Wetherill Mesa

My posts are all out of order again – despite my best efforts! Our second day in Mesa Verde (Thursday) we went and toured more cliff dwellings and pueblos – this time on Wetherill Mesa. Wetherill Mesa is far less congested than Chapin Mesa where the Cliff Palace, Balcony House and Spruce Tree House are located, along with the Museum. RVs are restricted on the road to Wetherill Mesa and it is pretty far to do both Wetherill Mesa and Chapin Mesa in one day.

We started at Long House with a very enthusiastic and energetic Ranger Guide. I have to admit, though, by this point, the Cliff Dwellings were already all starting to look alike!

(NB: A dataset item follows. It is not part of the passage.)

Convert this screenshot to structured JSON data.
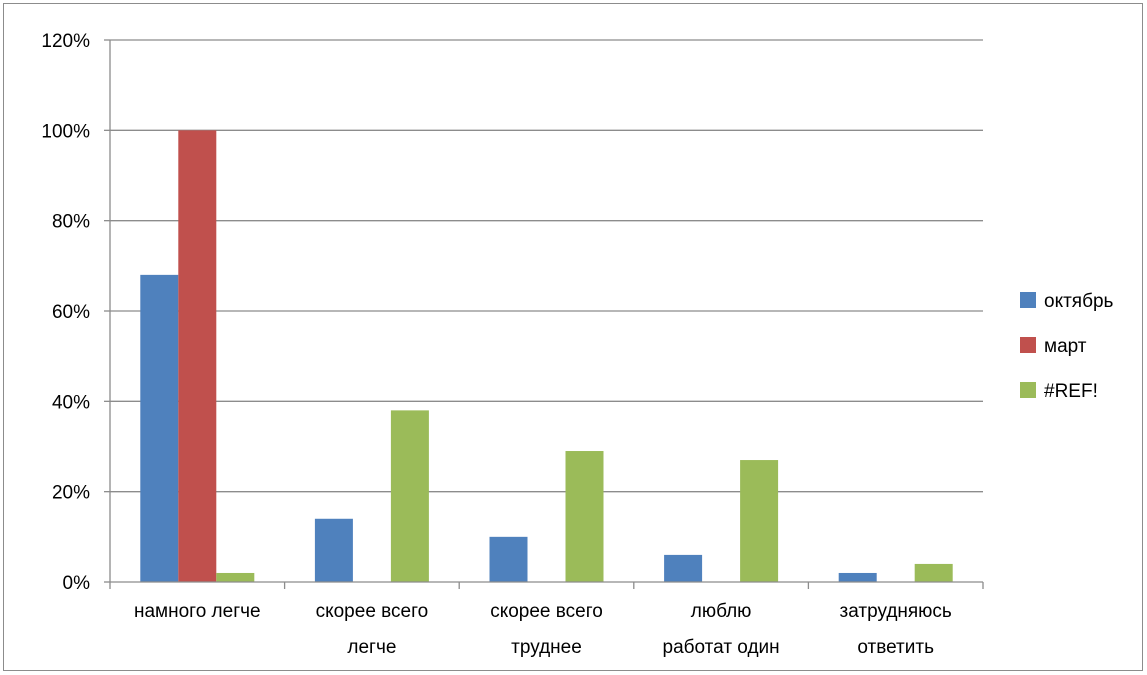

As we drove out the road, we kept seeing what looked like horse manure but that seemed kind of odd . . . but it turns out that the Park has a large population of feral horses that they don’t know what to do about!

You can also see in this picture the burned trees. There have been a lot of fires in Mesa Verde – predominantly caused by lighting.

There are other named cliff dwellings that you can see from view points. This is Kodak House – they say it was given this name because the very early explorers stored the camera equipment in this dwelling.

The last cliff dwelling we toured on Wetherill Mesa was Step House. It has a couple of cool features, including this long set of constructed steps and a nice set of carved toe holds.

Step House also has a reconstructed Pit House. This is what the archeologists believe that the Ancestral Puebloans (the currently favored name for the Anasazi) lived in before they started constructing cliff dwellings.

There is a bus/tram that you ride around Wetherill Mesa. We took it for part of the way but we also hiked out along the Mesa to some of the other vistas so we have a few miles of hiking credit for this day.